Most of the work here is done by the Group.value_from() method, which is nothing more than syntactic sugar for extracting a variable’s value from a model state using only the short and meaningful name of that variable within its group. For example, the call

beta = p_spline.value_from(model_state, "coef")

replaces a call like the following:

beta = model_state["long_unique_variable_name_coef"]

Supercharging your groups#

Groups are convenient tools for building re-usable model components. But with two simple tricks, they can be even more powerful:

  1. Assign group members as attributes to the group. This enables syntax completion - do I need to say more?

  2. Document the group’s init parameters and attributes.

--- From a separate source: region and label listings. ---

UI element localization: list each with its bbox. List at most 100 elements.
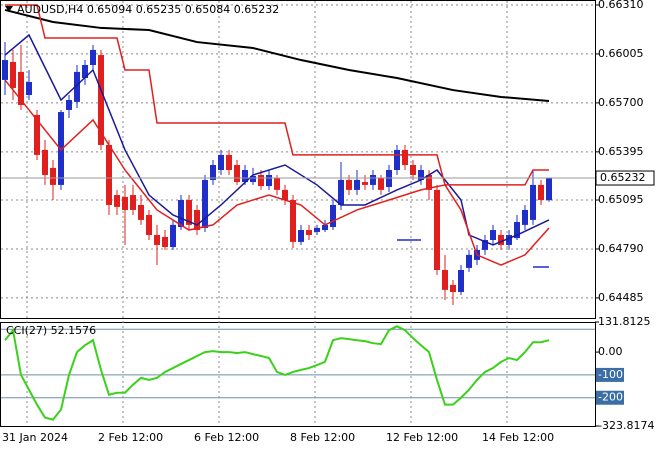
level-box: [596, 390, 624, 405]
candle-body: [202, 179, 208, 228]
candle-body: [506, 235, 512, 245]
candle-body: [538, 184, 544, 201]
y-tick-label: 131.8125: [598, 315, 651, 328]
candle-body: [330, 204, 336, 227]
candle-body: [98, 55, 104, 145]
y-tick-label: 0.65395: [598, 145, 644, 158]
candle-body: [442, 270, 448, 290]
candle-body: [362, 182, 368, 185]
candle-body: [42, 149, 48, 175]
candle-body: [18, 71, 24, 105]
candle-body: [434, 189, 440, 271]
candle-body: [162, 236, 168, 248]
x-tick-label: 6 Feb 12:00: [194, 431, 259, 444]
candle-body: [210, 165, 216, 180]
level-box: [596, 367, 624, 382]
indicator-line: [397, 239, 549, 268]
y-tick-label: 0.66005: [598, 47, 644, 60]
indicator-line: [4, 8, 550, 102]
candle-body: [122, 196, 128, 210]
candle-body: [418, 169, 424, 180]
candle-body: [514, 222, 520, 239]
candle-body: [194, 209, 200, 231]
candle-body: [58, 112, 64, 185]
candle-body: [90, 49, 96, 66]
candle-body: [546, 178, 552, 201]
candle-body: [410, 165, 416, 175]
y-tick-label: -323.8174: [598, 419, 654, 432]
candle-body: [234, 165, 240, 183]
x-tick-label: 2 Feb 12:00: [98, 431, 163, 444]
candle-body: [10, 61, 16, 88]
candle-body: [290, 200, 296, 242]
candle-body: [298, 230, 304, 242]
candle-body: [226, 154, 232, 170]
candle-body: [490, 230, 496, 240]
x-tick-label: 8 Feb 12:00: [290, 431, 355, 444]
indicator-line: [4, 33, 550, 246]
indicator-title: CCI(27) 52.1576: [6, 324, 96, 337]
candle-body: [450, 284, 456, 292]
x-tick-label: 12 Feb 12:00: [386, 431, 458, 444]
candle-body: [26, 82, 32, 96]
candle-body: [274, 178, 280, 190]
candle-body: [242, 169, 248, 183]
candle-body: [218, 154, 224, 170]
x-tick-label: 31 Jan 2024: [2, 431, 68, 444]
y-tick-label: 0.00: [598, 345, 623, 358]
candle-body: [378, 178, 384, 190]
candle-body: [402, 149, 408, 166]
y-tick-label: 0.64790: [598, 242, 644, 255]
y-tick-label: -200: [598, 391, 623, 404]
candle-body: [338, 179, 344, 205]
candle-body: [314, 227, 320, 232]
candle-body: [138, 204, 144, 220]
candle-body: [498, 235, 504, 245]
candle-body: [426, 174, 432, 190]
candle-body: [370, 174, 376, 185]
candle-body: [530, 184, 536, 220]
x-tick-label: 14 Feb 12:00: [482, 431, 554, 444]
candle-body: [266, 174, 272, 187]
candle-body: [50, 167, 56, 185]
candle-body: [394, 149, 400, 170]
candle-body: [154, 235, 160, 245]
candle-body: [466, 254, 472, 268]
candle-body: [258, 174, 264, 187]
candle-body: [2, 60, 8, 80]
candle-body: [186, 200, 192, 225]
y-tick-label: 0.66310: [598, 0, 644, 11]
candle-body: [146, 214, 152, 236]
candle-body: [130, 195, 136, 210]
indicator-line: [4, 79, 550, 266]
candle-body: [282, 189, 288, 201]
candle-body: [66, 100, 72, 110]
menu-triangle: [5, 6, 13, 12]
y-tick-label: 0.65700: [598, 96, 644, 109]
candle-body: [74, 71, 80, 102]
candle-body: [522, 209, 528, 225]
candle-body: [354, 179, 360, 190]
candle-body: [346, 179, 352, 190]
candle-body: [482, 239, 488, 250]
candle-body: [178, 200, 184, 227]
indicator-line: [5, 4, 549, 186]
y-tick-label: 0.64485: [598, 291, 644, 304]
current-price-box: [595, 170, 655, 186]
candle-body: [250, 175, 256, 183]
chart-title: AUDUSD,H4 0.65094 0.65235 0.65084 0.6523…: [17, 3, 279, 16]
candle-body: [106, 144, 112, 205]
y-tick-label: 0.65095: [598, 193, 644, 206]
price-panel: [0, 0, 596, 319]
candle-body: [458, 270, 464, 292]
current-price-label: 0.65232: [600, 171, 646, 184]
candle-body: [82, 65, 88, 79]
candle-body: [306, 230, 312, 236]
y-tick-label: -100: [598, 368, 623, 381]
cci-line: [4, 325, 550, 421]
candle-body: [114, 195, 120, 207]
candle-body: [34, 114, 40, 155]
candle-body: [322, 224, 328, 231]
candle-body: [170, 224, 176, 248]
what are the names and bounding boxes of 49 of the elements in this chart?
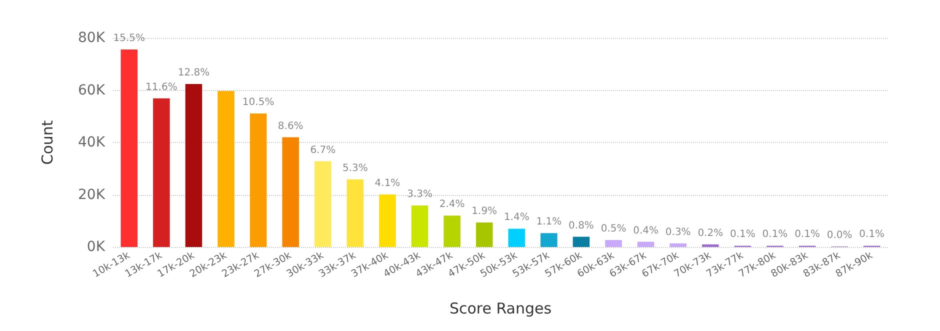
y-tick-label: 80K [78,30,106,46]
annotation: 0.2% [698,228,724,239]
annotation: 5.3% [342,162,368,174]
annotation: 1.4% [504,212,530,224]
annotation: 0.1% [859,229,885,240]
annotation: 8.6% [278,120,304,132]
annotation: 11.6% [146,82,178,93]
annotation: 1.9% [472,206,498,217]
bar [218,91,234,247]
annotation: 2.4% [439,199,465,210]
bar [444,216,460,247]
bar [250,114,267,247]
annotation: 6.7% [310,144,336,156]
bar [702,244,719,247]
bar [411,205,428,247]
bar [508,228,526,247]
annotation: 0.1% [762,229,788,240]
bar [185,84,202,247]
annotation: 0.1% [730,229,756,240]
bar [282,137,299,247]
bar [637,242,654,247]
bar [120,49,138,247]
y-tick-label: 0K [86,239,106,255]
annotation: 10.5% [242,97,274,108]
bar [153,98,170,247]
annotation: 3.3% [407,188,432,200]
annotation: 0.0% [826,230,852,241]
y-tick-label: 40K [78,134,106,150]
bar [346,179,364,247]
annotation: 15.5% [113,32,146,44]
y-tick-label: 20K [78,186,106,203]
annotation: 0.4% [633,225,659,236]
annotation: 0.8% [568,220,594,232]
bar [605,240,622,247]
annotation: 12.8% [178,67,210,78]
bar [379,194,396,247]
annotation: 4.1% [374,178,400,189]
bar [476,222,493,247]
bar [670,243,686,247]
annotation: 0.1% [794,229,820,240]
annotation: 0.3% [665,226,691,238]
bar [572,236,590,247]
annotation: 1.1% [536,216,562,228]
bar [314,161,332,247]
bar [540,233,558,247]
y-tick-label: 60K [78,82,106,98]
x-axis-title: Score Ranges [449,300,552,318]
y-axis-title: Count [38,120,56,165]
annotation: 0.5% [600,223,626,234]
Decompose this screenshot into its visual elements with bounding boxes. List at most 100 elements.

This will make your code much more re-usable by your future self and maybe even by other users.

Let’s consider an example using our IGVariance class from above:

class VarianceIG(lsl.Group):
    """
    Variance parameter with an inverse gamma prior.

    Parameters
    ----------
    name
        Group name. Will also be used as the name for the variance parameter variable.
    a
        Prior shape.
    b
        Prior scale.
    """
    def __init__(
        self, name: str, a: float, b: float, start_value: float = 1000.0
    ) -> None:
        self.a = lsl.Var(a, name="f{name}_a")
        """Prior shape variable."""

        self.b = lsl.Var(b, name="f{name}_b")
        """Prior scale variable."""

        prior = lsl.Dist(tfd.InverseGamma, concentration=a_var, scale=b_var)
        self.tau2 = lsl.Param(start_value, distribution=prior, name=name)
        """Variance parameter variable."""

        super().__init__(name=name, a=self.a, b=self.b, tau2=self.tau2)

This concludes our tutorial on group usage.